A write-up of a new Gregorian date conversion algorithm.
It achieves a 30–40% speed improvement on x86-64 and ARM64 (Apple M4 Pro) by reversing the direction of the year count and reducing the operation count (4 multiplications instead of the usual 7+).
Paper-style explanation, benchmarks on multiple architectures, and full open-source C++ implementation.
Interesting how it compares with the ClickHouse implementation, which uses a lookup table: https://github.com/ClickHouse/ClickHouse/blob/master/src/Com...
So that a day number can be directly mapped to year, month, and day, and the calendar date can be mapped back with a year-month LUT.
Nice to see the micro-optimising folks are still making progress on really foundational pieces of the programming stack
It took me a while to understand that internally it uses 128bit numbers, that `>> 64` in the pseudocode was super confusing until I saw the C++ code.
Neat code though!
Good opportunity to plug this folklore legend: https://neosmart.net/forums/threads/an-extended-history-of-t...
Nice to see that there are still some jewels left to be dug out from the algorithm land.
Perhaps nicer to avoid the comment and write:
const C1 = 505054698555331 // floor(2^64*4/146097)

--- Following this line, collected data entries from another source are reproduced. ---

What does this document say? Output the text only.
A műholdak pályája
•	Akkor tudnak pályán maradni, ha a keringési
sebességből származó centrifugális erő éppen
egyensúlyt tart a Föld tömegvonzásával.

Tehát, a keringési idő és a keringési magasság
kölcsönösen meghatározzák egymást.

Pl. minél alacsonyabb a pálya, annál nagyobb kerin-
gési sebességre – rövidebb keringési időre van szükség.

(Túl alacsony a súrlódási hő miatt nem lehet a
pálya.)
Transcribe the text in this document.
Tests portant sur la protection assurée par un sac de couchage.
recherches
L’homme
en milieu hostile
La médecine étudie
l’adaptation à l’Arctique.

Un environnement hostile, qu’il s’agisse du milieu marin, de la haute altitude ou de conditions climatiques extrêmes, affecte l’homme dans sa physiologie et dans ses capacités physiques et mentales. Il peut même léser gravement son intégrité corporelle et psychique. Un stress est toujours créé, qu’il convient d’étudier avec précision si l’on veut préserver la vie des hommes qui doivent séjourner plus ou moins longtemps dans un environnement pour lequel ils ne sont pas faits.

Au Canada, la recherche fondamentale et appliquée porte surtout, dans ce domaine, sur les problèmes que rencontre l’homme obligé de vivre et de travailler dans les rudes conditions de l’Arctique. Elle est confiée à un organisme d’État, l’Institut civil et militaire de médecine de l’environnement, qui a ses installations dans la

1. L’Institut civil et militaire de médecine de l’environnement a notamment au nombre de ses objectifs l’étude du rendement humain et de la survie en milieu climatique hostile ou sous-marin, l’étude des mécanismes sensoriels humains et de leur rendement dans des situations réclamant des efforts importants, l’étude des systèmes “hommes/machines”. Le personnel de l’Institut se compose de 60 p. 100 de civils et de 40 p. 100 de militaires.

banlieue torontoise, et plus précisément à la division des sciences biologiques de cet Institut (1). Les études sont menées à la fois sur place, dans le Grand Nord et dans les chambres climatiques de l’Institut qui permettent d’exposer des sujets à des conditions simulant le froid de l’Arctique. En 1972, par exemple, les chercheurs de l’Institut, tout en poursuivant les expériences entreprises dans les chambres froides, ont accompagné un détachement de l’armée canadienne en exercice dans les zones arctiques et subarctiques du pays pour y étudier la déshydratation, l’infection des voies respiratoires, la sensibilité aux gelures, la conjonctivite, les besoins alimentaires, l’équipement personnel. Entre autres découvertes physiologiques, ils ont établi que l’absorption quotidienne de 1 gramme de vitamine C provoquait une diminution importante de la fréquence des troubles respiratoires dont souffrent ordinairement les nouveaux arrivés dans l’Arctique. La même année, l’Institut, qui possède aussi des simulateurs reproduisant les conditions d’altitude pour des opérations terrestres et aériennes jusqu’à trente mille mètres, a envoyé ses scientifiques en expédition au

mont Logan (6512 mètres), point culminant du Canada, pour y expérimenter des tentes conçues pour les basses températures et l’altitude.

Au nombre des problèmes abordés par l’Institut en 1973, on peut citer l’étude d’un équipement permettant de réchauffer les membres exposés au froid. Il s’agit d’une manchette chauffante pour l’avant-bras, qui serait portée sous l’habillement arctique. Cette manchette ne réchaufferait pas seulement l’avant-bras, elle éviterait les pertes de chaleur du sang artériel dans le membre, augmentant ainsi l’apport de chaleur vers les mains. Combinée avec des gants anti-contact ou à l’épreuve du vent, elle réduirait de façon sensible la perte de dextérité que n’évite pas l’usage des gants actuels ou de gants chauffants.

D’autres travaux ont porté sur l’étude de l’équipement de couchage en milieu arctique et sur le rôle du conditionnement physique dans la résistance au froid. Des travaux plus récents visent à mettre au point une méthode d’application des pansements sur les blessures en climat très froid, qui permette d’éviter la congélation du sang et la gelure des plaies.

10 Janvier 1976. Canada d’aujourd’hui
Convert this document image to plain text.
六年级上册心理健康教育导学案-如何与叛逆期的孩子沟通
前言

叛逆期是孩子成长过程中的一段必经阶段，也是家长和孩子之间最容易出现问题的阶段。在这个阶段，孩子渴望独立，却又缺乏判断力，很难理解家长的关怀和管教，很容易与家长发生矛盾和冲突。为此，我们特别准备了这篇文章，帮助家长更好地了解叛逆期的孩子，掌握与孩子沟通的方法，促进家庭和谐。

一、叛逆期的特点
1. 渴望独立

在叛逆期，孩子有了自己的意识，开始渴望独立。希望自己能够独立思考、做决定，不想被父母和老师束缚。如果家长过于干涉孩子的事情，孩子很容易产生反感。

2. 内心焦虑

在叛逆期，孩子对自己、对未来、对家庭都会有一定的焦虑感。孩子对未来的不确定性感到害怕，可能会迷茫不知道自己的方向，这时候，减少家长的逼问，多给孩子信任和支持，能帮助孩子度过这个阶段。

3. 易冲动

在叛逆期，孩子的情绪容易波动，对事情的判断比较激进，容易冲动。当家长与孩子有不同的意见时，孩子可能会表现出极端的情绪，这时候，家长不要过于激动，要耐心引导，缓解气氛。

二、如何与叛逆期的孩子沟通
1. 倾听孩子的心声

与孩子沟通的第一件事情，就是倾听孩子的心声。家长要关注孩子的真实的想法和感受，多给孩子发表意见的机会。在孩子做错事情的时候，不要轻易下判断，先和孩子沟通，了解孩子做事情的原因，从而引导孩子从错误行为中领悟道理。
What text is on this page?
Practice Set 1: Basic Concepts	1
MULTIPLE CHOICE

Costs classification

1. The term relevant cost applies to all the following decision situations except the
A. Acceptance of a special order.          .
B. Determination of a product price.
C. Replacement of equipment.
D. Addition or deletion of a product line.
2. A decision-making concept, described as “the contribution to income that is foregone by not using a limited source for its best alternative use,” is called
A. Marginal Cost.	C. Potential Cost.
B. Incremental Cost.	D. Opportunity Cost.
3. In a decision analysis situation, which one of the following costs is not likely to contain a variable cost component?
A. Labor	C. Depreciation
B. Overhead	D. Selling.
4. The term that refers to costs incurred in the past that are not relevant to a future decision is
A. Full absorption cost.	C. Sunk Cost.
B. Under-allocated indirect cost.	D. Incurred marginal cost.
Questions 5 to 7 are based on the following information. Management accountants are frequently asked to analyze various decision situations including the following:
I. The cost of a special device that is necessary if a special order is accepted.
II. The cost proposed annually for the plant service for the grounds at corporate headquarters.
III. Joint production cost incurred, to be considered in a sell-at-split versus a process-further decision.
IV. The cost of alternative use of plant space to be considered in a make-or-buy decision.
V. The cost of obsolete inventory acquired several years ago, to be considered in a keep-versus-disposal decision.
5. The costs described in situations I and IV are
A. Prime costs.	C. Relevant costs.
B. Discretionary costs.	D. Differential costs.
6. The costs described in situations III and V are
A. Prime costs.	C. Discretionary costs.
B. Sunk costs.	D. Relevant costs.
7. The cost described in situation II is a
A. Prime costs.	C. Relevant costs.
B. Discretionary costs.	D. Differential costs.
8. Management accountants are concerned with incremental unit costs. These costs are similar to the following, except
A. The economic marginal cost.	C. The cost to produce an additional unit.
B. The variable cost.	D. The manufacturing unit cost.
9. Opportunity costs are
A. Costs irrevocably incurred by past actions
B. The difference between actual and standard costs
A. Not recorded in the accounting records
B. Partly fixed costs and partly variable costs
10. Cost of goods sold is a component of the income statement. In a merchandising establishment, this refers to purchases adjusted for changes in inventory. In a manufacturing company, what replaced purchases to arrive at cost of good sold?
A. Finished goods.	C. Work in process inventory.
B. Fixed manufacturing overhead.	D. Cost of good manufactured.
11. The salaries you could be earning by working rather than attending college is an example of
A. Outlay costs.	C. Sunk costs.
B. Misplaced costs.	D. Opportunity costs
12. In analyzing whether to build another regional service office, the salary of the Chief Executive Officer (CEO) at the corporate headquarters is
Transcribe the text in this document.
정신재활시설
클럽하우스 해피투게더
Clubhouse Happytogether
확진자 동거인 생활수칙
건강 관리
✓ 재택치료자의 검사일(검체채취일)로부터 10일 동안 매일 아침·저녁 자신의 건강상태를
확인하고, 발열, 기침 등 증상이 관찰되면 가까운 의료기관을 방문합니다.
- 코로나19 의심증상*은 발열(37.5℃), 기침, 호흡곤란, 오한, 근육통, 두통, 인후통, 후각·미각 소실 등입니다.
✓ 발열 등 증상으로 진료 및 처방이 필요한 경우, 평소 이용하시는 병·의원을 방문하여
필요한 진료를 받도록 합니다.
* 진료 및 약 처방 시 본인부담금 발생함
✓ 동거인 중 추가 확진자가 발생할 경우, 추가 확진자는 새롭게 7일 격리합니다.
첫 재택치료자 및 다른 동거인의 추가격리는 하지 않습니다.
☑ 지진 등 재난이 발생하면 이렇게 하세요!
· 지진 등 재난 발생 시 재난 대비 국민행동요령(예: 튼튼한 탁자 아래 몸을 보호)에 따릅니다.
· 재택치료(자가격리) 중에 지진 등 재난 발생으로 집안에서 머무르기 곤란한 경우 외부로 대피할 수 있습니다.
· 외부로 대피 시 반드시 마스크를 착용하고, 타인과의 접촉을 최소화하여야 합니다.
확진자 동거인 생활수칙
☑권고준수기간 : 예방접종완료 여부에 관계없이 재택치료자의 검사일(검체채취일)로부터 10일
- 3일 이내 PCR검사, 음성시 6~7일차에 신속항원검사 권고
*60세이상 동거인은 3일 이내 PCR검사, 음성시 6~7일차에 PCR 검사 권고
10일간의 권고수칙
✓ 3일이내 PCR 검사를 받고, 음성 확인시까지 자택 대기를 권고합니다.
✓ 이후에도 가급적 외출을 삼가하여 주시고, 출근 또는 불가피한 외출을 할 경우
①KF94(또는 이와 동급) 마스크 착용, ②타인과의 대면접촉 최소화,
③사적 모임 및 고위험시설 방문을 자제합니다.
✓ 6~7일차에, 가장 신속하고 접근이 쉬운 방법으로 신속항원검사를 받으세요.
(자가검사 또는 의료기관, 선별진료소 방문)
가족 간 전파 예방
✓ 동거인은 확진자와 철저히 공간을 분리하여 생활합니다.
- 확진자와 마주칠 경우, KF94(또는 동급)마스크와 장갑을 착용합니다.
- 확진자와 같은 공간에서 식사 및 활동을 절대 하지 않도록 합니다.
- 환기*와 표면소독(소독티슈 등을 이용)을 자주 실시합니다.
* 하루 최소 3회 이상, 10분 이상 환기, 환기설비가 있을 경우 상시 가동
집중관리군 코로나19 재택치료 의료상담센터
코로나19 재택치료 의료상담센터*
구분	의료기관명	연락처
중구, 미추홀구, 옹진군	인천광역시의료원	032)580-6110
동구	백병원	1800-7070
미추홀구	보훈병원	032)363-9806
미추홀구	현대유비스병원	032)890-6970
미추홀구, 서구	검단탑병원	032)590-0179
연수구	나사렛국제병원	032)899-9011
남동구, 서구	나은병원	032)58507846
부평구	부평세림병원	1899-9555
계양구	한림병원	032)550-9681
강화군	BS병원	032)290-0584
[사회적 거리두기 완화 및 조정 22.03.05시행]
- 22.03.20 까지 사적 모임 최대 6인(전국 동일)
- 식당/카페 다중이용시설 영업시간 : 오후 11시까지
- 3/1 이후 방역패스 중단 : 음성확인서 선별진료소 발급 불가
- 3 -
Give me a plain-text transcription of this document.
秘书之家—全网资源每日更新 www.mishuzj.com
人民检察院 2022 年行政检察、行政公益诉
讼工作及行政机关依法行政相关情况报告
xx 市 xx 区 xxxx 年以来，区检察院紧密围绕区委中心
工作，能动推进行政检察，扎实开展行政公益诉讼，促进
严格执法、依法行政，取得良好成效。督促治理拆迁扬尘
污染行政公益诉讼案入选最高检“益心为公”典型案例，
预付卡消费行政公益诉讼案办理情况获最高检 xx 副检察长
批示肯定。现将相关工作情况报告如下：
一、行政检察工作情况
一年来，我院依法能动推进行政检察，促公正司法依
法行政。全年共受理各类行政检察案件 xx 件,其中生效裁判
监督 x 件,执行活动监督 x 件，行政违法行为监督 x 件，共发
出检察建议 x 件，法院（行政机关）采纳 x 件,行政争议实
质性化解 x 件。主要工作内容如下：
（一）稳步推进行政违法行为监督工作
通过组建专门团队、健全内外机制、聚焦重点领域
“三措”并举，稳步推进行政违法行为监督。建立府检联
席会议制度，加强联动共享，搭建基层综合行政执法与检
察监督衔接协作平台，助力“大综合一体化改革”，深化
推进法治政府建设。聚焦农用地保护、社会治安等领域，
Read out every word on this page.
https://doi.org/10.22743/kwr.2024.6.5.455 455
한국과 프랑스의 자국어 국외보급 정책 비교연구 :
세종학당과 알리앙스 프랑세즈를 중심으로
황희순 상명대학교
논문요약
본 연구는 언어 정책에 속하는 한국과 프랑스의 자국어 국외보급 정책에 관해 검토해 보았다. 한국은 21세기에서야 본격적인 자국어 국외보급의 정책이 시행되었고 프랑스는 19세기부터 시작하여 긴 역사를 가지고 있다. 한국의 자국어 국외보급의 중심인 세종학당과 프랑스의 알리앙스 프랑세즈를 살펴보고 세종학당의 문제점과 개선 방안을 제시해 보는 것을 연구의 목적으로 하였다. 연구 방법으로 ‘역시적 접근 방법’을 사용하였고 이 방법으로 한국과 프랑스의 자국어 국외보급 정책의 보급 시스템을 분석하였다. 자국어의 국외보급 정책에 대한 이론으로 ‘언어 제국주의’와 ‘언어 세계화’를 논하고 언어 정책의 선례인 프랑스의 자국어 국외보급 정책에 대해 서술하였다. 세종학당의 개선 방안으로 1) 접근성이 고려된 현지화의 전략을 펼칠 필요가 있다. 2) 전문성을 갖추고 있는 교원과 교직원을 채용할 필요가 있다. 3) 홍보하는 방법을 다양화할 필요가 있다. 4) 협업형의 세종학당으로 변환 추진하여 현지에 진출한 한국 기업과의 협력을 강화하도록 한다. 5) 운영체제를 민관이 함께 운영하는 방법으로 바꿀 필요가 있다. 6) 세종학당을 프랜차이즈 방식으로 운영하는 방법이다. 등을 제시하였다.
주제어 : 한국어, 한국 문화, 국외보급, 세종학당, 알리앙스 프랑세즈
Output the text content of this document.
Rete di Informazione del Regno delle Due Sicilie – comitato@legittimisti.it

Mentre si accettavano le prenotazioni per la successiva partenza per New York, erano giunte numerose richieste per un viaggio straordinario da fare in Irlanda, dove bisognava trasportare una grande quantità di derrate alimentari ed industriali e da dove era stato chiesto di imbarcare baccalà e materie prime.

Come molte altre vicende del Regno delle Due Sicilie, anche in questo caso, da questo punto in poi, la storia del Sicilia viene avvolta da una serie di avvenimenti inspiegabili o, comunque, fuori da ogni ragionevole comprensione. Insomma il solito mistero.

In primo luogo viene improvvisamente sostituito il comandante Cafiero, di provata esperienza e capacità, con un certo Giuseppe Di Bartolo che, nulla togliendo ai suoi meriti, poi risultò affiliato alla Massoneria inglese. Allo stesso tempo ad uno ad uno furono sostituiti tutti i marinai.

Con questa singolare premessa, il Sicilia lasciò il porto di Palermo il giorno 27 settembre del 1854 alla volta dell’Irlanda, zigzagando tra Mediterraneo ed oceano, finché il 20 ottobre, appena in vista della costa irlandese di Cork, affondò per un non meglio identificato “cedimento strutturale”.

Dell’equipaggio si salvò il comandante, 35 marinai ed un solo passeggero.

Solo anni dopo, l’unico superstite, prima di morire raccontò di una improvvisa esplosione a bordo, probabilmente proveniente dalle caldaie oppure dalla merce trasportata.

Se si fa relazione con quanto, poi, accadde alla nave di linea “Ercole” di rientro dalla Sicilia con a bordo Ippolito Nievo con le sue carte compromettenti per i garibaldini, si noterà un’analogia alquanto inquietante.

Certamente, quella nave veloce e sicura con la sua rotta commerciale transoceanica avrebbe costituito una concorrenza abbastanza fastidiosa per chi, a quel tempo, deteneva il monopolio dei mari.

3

as constexpr int C1 = floor(2^64*4/146097);For 64 bit timekeeping arguably for lots of uses counting nanoseconds makes a more sense than seconds. You can still cover decent usable range (2^64 ns > 584 years) and save the need for separate subsecond counter.
What would be the most efficient algorithm to handle such ns scale? I guess one option would be just to divide by 10^9 and run the code from the article, but can we do better?
An interesting writeup on using a different representation for time is here[1]. It can represent any specific second from March 1, 2000 +/-2.9Myears with 62 bits and can efficiently calculate Gregorian dates using only 32-bit arithmetic. An optimization involving a 156K lookup table is also discussed.
A few notes for those not familiar with Lisp:
1. Common Lisp defines a time called "universal time" that is similar to unix time, just with a different epoch
2. A "fixnum" is a signed-integer that is slightly (1-3 bits) smaller than the machine word size (32-bits at the time the article was written). The missing bits are used for run-time type tagging. Erik's math assumes 31-bits for a fixnum (2.9M years is approximately 2^30 days and fixnums are signed).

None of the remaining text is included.